Practice by trying to envision what is the end result of what you are trying to obtain. Play through all the possible scenarios mentally and role-plays if possible to make it as realistic as possible. The vibes that you give out and how you feel will subconsciously help direct you towards your desired results. List down all the information and make it into bite size notes that you can carry around easily if you are nervous.
Have a clear and realistic expectation of what you are aiming to achieve. Always keep your agenda in mind and maintain your focus (2). Always be on time and if possible earlier to mentally prepare yourself for what is ahead. Although you can’t be prepared for every single thing, so acceptance is another key component in this.
Expect the unexpected and prepare your response for this both externally and internally. Keep a cool and level demeanour at all time is an old trick used by many professionals in times of damage control. Panicking will only create more chaos and mistakes. This will get easier over time as you practise and gain experience. Soon it will be a flow to prepare for whatever it is ahead and it will show in your end results.
9. Recognise Your Potential
Many people struggle each and every day with a sense that they will never live up to their full and true potential. And unfortunately, many of those individuals will never overcome the personal mental barriers and fears that prevent them from accomplishing their life’s purpose.
However the potential for change is the same for everyone. It only takes acceptance of the idea that change is possible coupled with the determination to follow through. It’s not always easy to control our thoughts, but certainly not impossible, and the rewards can last a lifetime.
Stop saying “I can’t”, instead embrace the word “try” and “yes”. We all have choices in whatever situation we are in and it is our choices that will define us and lead us to where we would like to go.

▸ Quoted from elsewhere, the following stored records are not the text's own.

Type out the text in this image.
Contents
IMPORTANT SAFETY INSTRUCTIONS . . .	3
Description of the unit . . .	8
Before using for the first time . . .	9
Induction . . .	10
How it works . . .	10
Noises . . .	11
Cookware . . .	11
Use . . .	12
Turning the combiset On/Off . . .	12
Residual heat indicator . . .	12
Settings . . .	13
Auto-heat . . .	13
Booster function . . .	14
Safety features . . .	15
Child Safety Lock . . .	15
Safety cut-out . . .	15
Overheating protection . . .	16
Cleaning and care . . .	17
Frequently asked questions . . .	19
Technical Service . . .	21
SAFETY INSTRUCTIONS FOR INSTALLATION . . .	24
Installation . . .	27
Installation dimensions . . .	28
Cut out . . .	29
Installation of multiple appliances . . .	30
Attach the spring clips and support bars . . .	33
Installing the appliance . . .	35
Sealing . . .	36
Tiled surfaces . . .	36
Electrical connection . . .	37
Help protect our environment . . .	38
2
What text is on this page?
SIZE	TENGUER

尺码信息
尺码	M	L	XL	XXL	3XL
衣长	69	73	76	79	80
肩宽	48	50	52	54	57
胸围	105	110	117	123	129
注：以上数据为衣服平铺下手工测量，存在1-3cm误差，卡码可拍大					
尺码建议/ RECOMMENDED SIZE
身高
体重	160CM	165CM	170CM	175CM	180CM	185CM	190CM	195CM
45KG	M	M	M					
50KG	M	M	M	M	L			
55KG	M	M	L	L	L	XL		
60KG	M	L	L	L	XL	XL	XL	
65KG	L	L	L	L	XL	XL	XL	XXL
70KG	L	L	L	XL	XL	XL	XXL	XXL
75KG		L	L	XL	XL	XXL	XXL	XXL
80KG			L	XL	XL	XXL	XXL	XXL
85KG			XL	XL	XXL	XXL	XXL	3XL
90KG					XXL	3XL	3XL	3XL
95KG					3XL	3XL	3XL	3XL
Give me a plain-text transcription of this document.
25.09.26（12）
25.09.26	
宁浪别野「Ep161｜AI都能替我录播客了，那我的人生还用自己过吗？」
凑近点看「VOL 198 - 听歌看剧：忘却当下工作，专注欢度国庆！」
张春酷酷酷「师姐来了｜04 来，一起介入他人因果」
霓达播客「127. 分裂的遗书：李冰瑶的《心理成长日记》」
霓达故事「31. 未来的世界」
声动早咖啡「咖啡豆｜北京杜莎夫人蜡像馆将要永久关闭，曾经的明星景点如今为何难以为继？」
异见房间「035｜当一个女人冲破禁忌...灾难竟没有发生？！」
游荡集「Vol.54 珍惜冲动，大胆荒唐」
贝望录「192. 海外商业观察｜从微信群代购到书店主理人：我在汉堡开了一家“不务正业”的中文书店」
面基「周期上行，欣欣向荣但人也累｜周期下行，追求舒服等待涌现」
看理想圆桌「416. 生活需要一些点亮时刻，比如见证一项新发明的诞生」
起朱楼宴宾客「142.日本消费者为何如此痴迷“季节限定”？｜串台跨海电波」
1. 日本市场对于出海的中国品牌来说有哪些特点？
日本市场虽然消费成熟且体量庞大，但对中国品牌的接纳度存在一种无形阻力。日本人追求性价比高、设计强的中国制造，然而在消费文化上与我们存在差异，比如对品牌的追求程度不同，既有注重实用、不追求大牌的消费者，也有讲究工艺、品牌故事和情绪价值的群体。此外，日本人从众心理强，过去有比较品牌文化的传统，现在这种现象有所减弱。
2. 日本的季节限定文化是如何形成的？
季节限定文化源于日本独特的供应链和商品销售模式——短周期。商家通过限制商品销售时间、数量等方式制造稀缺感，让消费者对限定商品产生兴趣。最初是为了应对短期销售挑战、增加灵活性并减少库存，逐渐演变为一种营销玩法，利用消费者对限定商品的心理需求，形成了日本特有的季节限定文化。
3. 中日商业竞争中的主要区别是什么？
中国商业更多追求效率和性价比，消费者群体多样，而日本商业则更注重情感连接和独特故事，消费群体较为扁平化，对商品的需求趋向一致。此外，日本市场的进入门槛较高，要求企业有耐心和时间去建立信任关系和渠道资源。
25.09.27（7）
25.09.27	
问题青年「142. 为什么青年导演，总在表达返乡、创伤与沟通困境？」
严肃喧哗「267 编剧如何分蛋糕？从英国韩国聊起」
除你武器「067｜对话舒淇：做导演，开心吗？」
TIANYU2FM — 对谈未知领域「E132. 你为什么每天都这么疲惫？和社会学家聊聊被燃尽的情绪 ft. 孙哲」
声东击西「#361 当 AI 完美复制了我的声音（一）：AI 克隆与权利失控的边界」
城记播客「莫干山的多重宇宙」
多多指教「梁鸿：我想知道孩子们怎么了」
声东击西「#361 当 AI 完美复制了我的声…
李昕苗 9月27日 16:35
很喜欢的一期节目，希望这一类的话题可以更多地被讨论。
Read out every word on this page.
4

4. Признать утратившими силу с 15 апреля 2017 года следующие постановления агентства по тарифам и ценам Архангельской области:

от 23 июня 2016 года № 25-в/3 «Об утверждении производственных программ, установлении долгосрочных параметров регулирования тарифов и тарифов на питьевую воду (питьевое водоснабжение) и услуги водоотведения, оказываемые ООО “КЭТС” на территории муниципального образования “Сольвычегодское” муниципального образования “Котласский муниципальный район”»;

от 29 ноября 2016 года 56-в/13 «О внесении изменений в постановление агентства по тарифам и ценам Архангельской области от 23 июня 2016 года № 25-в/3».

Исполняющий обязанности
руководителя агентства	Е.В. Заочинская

Change will happen, like it or not. At one point or another, you’re going to experience different turning points in your life. And you’re going to eventually unleash your potential for personal development — not because the world says so, not because your friends nag you, but because you realize it’s for your own good.
Confident people don’t just accept change, they will embrace it. You don’t have to feel tremendous pressure before realizing the need for self-improvement. Unleashing your potential means freeing yourself from the cage of thought that “it’s just the way I am.” Such a poor excuse for people only feeds fear and resistance to change.